While running my 3D software company ( Mad Software ), I did contract work remotely for Serious Magic ( a successful multimedia software company which has since been acquired by Adobe ). I was in charge of coming up with a library of shaders, as well as 3D rendering technologies for their upcoming products ( rendering engine, uber-shader system, and other custom special FX ). I also ported over their proprietary CPU-based vector / chroma keying algorithm ( used in their award winning Ultra products ) to a GPU-based HLSL solution resulting in a major performance increase. The company then moved me to California to work exclusively on their ground-breaking Ovation product which converts regular boring PowerPoint presentations into vibrant and interactive 3D presentations.

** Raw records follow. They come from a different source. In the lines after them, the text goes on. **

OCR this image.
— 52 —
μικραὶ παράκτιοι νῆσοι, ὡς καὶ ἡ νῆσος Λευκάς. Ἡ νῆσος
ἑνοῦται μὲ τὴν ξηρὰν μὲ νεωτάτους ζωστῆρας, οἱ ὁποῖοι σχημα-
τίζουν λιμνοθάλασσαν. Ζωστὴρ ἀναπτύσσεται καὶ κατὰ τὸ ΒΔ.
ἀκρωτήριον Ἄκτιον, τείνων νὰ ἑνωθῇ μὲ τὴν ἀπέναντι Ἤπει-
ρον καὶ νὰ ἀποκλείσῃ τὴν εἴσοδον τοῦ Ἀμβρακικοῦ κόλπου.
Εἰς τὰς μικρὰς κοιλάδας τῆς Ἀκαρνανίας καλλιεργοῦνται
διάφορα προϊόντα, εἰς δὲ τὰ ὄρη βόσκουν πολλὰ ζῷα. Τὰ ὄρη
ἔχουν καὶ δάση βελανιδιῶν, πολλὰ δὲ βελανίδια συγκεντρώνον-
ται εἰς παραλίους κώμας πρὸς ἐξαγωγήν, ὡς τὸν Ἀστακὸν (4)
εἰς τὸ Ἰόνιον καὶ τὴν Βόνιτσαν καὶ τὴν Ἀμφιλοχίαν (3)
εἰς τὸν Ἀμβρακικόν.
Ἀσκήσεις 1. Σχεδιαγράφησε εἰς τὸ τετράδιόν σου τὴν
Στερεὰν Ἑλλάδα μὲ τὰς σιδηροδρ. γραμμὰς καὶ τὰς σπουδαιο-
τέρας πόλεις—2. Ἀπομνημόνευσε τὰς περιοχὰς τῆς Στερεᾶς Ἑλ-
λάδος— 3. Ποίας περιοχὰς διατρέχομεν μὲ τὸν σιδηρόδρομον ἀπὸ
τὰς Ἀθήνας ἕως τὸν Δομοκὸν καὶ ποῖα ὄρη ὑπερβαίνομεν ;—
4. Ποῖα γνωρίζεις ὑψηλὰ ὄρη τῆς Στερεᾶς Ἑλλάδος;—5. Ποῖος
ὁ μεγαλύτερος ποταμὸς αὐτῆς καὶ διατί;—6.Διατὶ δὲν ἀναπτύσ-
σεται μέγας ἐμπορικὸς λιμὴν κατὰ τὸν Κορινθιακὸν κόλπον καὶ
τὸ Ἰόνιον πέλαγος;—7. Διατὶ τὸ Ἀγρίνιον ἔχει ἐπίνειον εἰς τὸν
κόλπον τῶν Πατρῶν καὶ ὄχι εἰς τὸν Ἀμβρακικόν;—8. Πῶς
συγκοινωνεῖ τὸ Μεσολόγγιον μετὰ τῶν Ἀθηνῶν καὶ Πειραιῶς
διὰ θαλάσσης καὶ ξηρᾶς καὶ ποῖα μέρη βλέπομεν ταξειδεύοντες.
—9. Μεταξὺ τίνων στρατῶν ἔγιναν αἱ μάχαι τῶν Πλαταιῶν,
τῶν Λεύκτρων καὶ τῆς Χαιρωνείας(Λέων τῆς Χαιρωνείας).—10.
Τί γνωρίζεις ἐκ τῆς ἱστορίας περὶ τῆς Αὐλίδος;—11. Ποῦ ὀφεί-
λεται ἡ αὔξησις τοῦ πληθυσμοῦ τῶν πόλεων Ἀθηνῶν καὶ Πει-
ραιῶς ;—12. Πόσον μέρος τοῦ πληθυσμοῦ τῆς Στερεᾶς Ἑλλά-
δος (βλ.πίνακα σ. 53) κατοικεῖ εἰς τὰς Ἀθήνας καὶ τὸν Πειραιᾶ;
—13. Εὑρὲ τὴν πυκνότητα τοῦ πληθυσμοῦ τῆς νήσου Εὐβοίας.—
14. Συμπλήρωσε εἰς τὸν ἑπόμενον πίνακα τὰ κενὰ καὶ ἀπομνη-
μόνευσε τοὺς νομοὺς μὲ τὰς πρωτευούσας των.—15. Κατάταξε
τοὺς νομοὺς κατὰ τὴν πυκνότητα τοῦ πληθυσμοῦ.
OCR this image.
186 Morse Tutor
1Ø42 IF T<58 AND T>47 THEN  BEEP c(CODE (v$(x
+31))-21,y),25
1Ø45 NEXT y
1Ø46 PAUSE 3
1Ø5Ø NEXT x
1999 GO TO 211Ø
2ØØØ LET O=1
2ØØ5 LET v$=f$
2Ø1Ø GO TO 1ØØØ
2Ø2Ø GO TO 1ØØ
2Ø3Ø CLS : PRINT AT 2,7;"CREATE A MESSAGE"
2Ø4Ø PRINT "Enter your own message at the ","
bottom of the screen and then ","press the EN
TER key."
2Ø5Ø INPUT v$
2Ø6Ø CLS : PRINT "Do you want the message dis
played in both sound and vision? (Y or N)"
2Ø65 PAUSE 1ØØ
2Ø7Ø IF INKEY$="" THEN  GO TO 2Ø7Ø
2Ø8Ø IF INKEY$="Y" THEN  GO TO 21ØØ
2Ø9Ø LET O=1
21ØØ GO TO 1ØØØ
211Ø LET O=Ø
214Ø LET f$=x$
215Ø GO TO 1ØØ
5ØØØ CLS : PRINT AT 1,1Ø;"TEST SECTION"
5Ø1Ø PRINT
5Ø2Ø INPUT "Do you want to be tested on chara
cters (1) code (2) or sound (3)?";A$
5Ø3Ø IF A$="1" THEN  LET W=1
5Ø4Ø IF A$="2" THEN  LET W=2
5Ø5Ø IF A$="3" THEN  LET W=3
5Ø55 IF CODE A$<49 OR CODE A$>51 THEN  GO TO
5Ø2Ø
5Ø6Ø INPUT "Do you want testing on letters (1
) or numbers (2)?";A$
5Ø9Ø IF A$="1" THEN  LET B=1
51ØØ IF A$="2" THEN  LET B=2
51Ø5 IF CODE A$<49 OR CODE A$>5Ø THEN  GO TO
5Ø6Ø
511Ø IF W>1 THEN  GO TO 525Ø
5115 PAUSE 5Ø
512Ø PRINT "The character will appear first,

The owners of Solar Technologies acquired the rights to my real-time 3D software and rendering technology, flipped it into their new Digital Immersion company and had me continue development of a real-time 3D visualization application called MerlinVR which was ultimately bundled alongside ATI's All-in-Wonder graphics cards. I also worked on Merlin3D which was a 3D rendering application using the LightWorks rendering API. Aside from doing all the software development on MerlinVR, I spent a lot of the time on the road with the owners doing venture capital / investor meetings, showcasing the software and hitting up trade shows. Digital Immersion ultimately even received investment from ATI Technologies ( since acquired by Advanced Micro Devices ). I was young, full of energy and loved the excitement of playing a key role in a start up company.

I came into the company with a rare specialization in 3D hardware accelerated software development. I worked on their first windows-based Povray rendering software. The company quickly changed directions, acquired some of my intellectual property, rolled it into a new company named Digital Immersion Software and promoted me to Lead Software Engineer, and began development on a new product called MerlinVR and later Merlin3D.